Lee County’s Republican-led board of commissioners were warned of the county’s potential liability of its recent controversial “town hall meeting” at Carolina Trace last week, according to an email obtained Wednesday by The Rant.
The staff memo (attached below) mentions “legal problems associated” and “certain inherent difficulties” with the March 6 meeting, which was held at the Carolina Trace Country Club – a private facility which sits behind a guarded gate. After multiple citizens, including County Commissioner Amy Dalrymple, were turned away at the gate (video above) for not providing their names, Commission Chairman Charlie Parks told The Sanford Herald the incident was a “miscommunication.”
The memo suggests Parks and the other commissioners were warned in advance that the meeting would create legal problems.
“I do not want this critical point of our liability (under the Open Meetings Law) left in private hands without some public presence,” the memo reads, after a suggestion that a deputy sheriff and a representative of the Carolina Trace Homeowner’s Association be present to wave meeting attendants through the gate.
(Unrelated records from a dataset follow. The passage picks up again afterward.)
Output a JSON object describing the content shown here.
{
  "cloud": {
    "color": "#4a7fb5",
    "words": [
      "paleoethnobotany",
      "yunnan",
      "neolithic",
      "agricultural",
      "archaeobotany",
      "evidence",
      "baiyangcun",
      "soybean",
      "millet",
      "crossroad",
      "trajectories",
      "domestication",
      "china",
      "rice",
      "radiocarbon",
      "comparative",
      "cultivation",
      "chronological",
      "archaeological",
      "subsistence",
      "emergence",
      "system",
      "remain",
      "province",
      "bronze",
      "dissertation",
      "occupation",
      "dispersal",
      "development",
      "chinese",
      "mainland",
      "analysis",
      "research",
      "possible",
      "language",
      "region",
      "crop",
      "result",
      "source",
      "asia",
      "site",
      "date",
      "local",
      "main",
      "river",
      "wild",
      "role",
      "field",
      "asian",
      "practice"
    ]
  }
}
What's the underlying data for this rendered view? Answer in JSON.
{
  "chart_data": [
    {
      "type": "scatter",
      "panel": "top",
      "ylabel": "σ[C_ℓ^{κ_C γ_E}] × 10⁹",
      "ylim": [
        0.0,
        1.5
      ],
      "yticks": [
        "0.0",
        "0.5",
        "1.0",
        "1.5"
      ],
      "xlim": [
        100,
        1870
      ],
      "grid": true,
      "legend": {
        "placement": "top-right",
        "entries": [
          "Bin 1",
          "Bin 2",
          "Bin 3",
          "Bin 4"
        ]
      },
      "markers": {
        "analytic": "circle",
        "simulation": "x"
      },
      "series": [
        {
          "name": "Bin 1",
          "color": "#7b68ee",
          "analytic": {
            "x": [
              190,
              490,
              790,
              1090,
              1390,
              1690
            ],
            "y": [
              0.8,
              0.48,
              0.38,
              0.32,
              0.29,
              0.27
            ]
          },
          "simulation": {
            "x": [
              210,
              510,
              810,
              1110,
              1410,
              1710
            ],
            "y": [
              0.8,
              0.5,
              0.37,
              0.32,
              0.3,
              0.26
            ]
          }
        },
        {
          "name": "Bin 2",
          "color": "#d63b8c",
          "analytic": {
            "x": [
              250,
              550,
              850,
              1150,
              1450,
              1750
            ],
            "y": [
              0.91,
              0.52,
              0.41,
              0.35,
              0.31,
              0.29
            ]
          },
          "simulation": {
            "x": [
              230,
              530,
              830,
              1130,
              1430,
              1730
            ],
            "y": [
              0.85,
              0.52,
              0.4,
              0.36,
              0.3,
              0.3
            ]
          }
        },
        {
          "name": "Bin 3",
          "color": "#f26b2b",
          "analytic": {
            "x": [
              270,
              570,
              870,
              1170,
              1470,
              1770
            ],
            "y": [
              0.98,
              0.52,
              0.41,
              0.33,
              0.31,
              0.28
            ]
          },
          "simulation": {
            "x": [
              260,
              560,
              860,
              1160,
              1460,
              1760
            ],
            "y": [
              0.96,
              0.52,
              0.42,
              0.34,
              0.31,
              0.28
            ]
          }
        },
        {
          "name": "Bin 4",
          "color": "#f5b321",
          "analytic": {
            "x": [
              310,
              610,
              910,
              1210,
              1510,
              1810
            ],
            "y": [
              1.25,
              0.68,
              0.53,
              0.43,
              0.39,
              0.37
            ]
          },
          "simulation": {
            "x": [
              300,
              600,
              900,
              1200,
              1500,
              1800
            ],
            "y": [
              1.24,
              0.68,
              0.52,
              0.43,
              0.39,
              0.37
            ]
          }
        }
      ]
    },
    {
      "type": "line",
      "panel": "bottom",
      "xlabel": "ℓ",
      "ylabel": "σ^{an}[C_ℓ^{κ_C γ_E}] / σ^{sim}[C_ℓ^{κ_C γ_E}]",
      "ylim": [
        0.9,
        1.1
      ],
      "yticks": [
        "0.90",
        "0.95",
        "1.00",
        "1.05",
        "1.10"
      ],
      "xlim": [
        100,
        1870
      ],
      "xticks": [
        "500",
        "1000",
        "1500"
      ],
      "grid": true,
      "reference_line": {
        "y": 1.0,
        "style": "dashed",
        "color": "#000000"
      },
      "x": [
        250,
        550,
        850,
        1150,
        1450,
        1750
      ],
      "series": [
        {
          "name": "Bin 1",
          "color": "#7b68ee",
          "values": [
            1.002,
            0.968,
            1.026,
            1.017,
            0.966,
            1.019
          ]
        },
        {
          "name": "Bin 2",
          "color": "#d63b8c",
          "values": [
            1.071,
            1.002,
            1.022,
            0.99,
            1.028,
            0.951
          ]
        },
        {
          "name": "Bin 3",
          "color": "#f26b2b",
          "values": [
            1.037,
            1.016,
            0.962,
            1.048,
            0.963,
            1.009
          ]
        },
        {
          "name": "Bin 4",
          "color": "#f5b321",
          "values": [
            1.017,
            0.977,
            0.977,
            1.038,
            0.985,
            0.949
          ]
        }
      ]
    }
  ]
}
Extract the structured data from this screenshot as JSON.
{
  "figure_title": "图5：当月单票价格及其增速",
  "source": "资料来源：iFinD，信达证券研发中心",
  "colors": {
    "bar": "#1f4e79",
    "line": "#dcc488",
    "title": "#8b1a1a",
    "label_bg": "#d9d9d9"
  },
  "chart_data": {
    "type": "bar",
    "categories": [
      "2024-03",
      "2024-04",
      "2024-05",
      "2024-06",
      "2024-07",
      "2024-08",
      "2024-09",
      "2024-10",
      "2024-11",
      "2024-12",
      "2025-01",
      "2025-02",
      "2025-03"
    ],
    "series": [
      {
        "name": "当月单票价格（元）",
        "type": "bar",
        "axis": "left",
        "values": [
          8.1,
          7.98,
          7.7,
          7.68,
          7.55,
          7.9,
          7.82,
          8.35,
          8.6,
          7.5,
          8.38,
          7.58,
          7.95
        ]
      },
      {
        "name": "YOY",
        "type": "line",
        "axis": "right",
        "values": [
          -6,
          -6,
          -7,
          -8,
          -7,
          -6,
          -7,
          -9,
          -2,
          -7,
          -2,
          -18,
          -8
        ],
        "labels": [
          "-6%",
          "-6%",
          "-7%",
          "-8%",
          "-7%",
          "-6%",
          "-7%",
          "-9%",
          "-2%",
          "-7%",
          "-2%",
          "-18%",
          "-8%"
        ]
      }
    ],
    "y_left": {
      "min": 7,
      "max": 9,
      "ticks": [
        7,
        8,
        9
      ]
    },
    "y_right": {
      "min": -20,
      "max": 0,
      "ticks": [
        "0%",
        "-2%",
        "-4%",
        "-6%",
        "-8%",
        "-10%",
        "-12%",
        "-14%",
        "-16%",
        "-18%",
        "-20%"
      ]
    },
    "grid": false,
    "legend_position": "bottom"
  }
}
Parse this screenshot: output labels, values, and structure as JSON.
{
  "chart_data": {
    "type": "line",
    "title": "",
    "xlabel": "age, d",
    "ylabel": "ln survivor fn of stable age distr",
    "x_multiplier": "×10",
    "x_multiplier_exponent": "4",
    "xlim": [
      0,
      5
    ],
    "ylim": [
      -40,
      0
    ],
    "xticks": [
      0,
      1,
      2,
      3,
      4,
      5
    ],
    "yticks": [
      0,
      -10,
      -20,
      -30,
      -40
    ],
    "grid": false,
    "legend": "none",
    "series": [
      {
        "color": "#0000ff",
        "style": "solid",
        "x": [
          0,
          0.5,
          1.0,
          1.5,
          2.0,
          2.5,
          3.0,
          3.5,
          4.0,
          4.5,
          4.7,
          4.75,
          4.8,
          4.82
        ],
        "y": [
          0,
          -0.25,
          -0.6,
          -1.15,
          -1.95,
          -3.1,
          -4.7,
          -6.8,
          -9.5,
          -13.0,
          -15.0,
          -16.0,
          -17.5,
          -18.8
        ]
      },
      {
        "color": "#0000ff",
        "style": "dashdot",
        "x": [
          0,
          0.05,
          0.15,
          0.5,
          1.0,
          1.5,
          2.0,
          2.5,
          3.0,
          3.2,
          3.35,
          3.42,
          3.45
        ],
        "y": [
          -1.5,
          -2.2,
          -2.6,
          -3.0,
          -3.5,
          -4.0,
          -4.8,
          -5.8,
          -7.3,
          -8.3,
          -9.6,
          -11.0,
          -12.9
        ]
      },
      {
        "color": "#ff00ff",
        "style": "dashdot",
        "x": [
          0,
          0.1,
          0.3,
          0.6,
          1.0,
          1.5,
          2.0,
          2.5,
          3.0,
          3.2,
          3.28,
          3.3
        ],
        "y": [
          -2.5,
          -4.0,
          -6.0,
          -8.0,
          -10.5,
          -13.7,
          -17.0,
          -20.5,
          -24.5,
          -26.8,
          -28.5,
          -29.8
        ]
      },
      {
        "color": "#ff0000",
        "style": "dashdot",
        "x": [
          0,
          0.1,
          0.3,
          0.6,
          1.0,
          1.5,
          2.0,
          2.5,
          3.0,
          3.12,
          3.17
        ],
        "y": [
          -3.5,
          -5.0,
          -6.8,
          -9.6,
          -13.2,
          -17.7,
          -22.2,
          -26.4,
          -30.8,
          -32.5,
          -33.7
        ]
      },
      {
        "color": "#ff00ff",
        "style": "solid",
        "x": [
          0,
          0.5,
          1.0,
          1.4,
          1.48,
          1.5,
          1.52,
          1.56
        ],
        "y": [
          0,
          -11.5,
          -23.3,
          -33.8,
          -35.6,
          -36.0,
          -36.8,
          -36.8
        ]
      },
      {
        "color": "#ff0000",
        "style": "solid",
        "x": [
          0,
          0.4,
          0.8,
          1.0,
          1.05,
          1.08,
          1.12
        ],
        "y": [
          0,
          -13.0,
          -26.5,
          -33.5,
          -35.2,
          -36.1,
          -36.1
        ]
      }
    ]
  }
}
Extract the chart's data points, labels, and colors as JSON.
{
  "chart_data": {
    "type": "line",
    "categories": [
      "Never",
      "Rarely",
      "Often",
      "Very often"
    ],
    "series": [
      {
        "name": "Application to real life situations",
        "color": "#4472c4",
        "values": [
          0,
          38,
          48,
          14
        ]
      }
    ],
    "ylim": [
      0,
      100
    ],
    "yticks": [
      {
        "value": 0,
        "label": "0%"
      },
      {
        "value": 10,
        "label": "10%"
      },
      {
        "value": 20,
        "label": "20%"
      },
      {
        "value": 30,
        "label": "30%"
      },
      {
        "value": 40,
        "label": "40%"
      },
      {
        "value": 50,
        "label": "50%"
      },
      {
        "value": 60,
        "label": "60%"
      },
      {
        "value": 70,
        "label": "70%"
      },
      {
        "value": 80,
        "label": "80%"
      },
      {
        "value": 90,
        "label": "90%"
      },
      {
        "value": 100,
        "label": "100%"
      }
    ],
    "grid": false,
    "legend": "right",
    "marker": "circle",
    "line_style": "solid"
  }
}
The author of the memo, as well as the recipients and the date, have been redacted, but multiple credible sources have confirmed to The Rant that the document is authentic.
The county first announced the town hall meeting on March 4, initially noting that “since the meeting is being held in a gated community, only residents from Carolina Trace will be allowed to attend.”
Later, the notice was revised to state “if a citizen wishes to attend the meeting at Carolina Trace and has a problem at the gate, please have the guard contact Mr. Lloyd Jennings.”
Jennings is the founder and president of the Lee County Americans for Prosperity chapter, a national group which promotes right-wing candidates for public office.
Two days later, The Rant obtained an email from a Trace country club official advertising the town hall as an opportunity not just for county commissioners to update residents on county business, but also an opportunity for residents to interface with several other Republican officeholders and one Republican candidate for the county board.
A letter in Wednesday’s Sanford Herald called the meeting “Charlie Parks’ dog and pony show.”